I was witness to a ‘community food bank’, a very creative initiative that Arun, a child from one of our service villages initiated a few years ago. The trigger, ‘a testimony of hunger’, that formed part of the ethics education workshop he had participated in. He was honoured at the annual Coimbatore Peace Festival for his concrete work in serving society and building peace. As his name was read out along with his background, initiative and achievements …the applause from the assembled children and young people got almost deafening. I sat there moved by this spontaneous ‘sangamam’, a coming together of children, one that transcended words and differences. This sangamam was based on what they valued and appreciated. The food bank continues even today to draw great energy and contribution from children in serving families living with HIV in my city Coimbatore.

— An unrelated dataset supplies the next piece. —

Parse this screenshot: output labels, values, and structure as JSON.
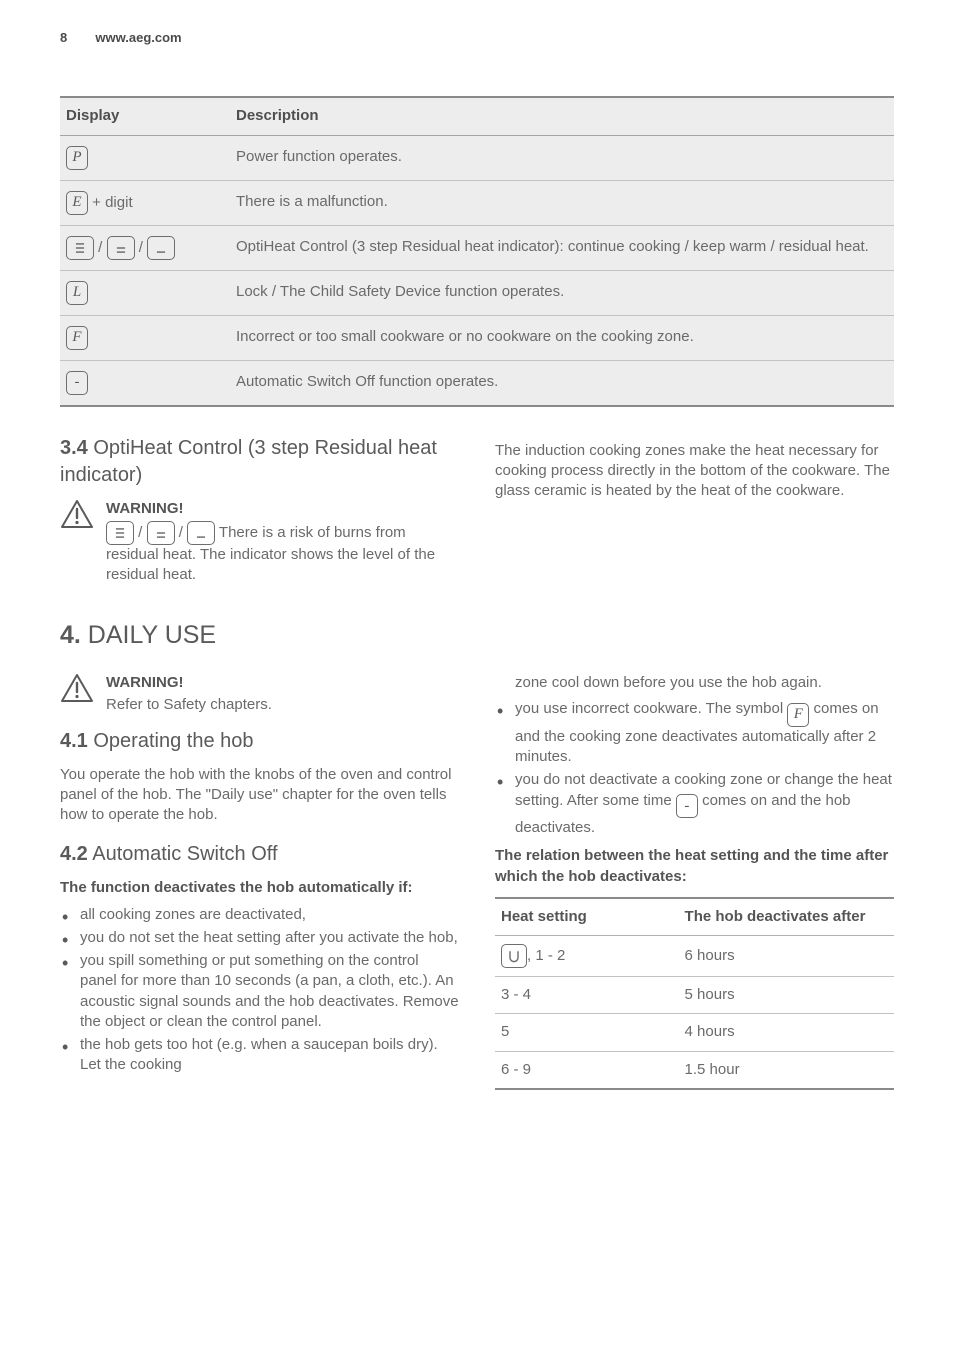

Reflecting on such particular experiences leads me to the larger question,
• Are we giving our children within and beyond education, both formal and non-formal, time and space enough to discover their humane sides?
• Is the current educational framework equipped to bring life oriented knowledge, real life situations, critical thinking and response models that will allow them to adapt ethical practices in this ever shrinking global village?

The answer clearly is NO!

It is this concern for the wellbeing of children and the potential they have in being peace-seeking citizens that led Arigatou International to collaborate with a number of organizations including Religious Communities, UNICEF and UNESCO, and co-produce the ‘Learning to Live Together resource’. This offering of interfaith and intercultural learning, I hope will help communities, scholars and practitioners to serve children better. I believe this will help fill the gap in complementing the 3 R’s (reading, writing and arithmetic) with values and frameworks for life as a whole.

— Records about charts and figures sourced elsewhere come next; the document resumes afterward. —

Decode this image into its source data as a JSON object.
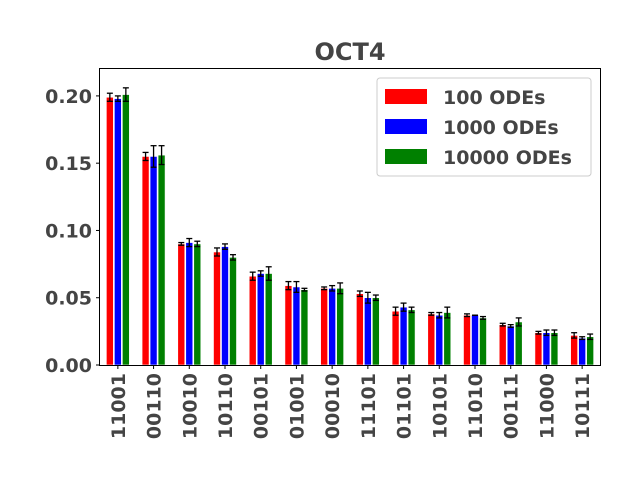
{
  "chart_data": {
    "type": "bar",
    "title": "OCT4",
    "xlabel": "",
    "ylabel": "",
    "ylim": [
      0,
      0.22
    ],
    "yticks": [
      "0.00",
      "0.05",
      "0.10",
      "0.15",
      "0.20"
    ],
    "ytick_values": [
      0,
      0.05,
      0.1,
      0.15,
      0.2
    ],
    "grid": false,
    "legend_position": "top-right",
    "categories": [
      "11001",
      "00110",
      "10010",
      "10110",
      "00101",
      "01001",
      "00010",
      "11101",
      "01101",
      "10101",
      "11010",
      "00111",
      "11000",
      "10111"
    ],
    "series": [
      {
        "name": "100 ODEs",
        "color": "#ff0000",
        "values": [
          0.199,
          0.155,
          0.09,
          0.084,
          0.066,
          0.059,
          0.057,
          0.053,
          0.04,
          0.038,
          0.037,
          0.03,
          0.024,
          0.022
        ],
        "errors": [
          0.003,
          0.003,
          0.001,
          0.003,
          0.003,
          0.003,
          0.001,
          0.002,
          0.003,
          0.001,
          0.001,
          0.001,
          0.001,
          0.002
        ]
      },
      {
        "name": "1000 ODEs",
        "color": "#0000ff",
        "values": [
          0.198,
          0.155,
          0.091,
          0.088,
          0.068,
          0.058,
          0.057,
          0.05,
          0.043,
          0.037,
          0.037,
          0.029,
          0.024,
          0.02
        ],
        "errors": [
          0.002,
          0.008,
          0.003,
          0.002,
          0.002,
          0.004,
          0.002,
          0.004,
          0.003,
          0.002,
          0.0,
          0.001,
          0.002,
          0.001
        ]
      },
      {
        "name": "10000 ODEs",
        "color": "#008000",
        "values": [
          0.201,
          0.156,
          0.09,
          0.08,
          0.068,
          0.056,
          0.057,
          0.05,
          0.041,
          0.039,
          0.035,
          0.032,
          0.024,
          0.021
        ],
        "errors": [
          0.005,
          0.007,
          0.002,
          0.002,
          0.005,
          0.001,
          0.004,
          0.002,
          0.002,
          0.004,
          0.001,
          0.003,
          0.002,
          0.002
        ]
      }
    ]
  }
}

Just as the global and local realities are part of children’s lives today so is the opportunity for working with children, in harnessing their ideas for building a future that is peaceful. Constructive educational interface that responds to the physical, emotional, social and spiritual needs of children is critical. It will add value and make our work for children more holistic. Children and their families in developed and developing countries alike are already experiencing unprecedented mental stress, social distance and isolation when education is presented as an incomplete fragment. This cannot go on, we can and must act now!

To quote the resource itself, ‘Children are not born into an ideal world – complex realities, conflicting values, opposing claims to truth and confusing alternatives do compete for their loyalty’. The global statistics demonstrate the inequities that children worldwide are facing, the impact of which leads to further deprivation, injustice and violence. This is the reality! However, this generation of children will also have more connectivity, wealth, technology and global resources at their disposition as they move into adulthood. By investing in their progress, by expanding their hearts and minds with values and concrete experiences, we give ourselves the possibility of a double dividend. A dividend that first ensures children’s right to survival, protection, participation and development, and secondly that which feeds a generation of transformational leaders whose aspiration for a peaceful society is rooted in a firsthand experience in learning to live together.

As, the Learning to Live Together resource acknowledges:
We owe it to them, and the world, that we raise and educate children with a sense of accountability, discernment, humility, and above all the hopeful understanding that they can indeed contribute to transforming this world into a more peaceful one.

Mahatma Gandhi’s words continue to be a reminder in this direction,

What we do today determines our collective future!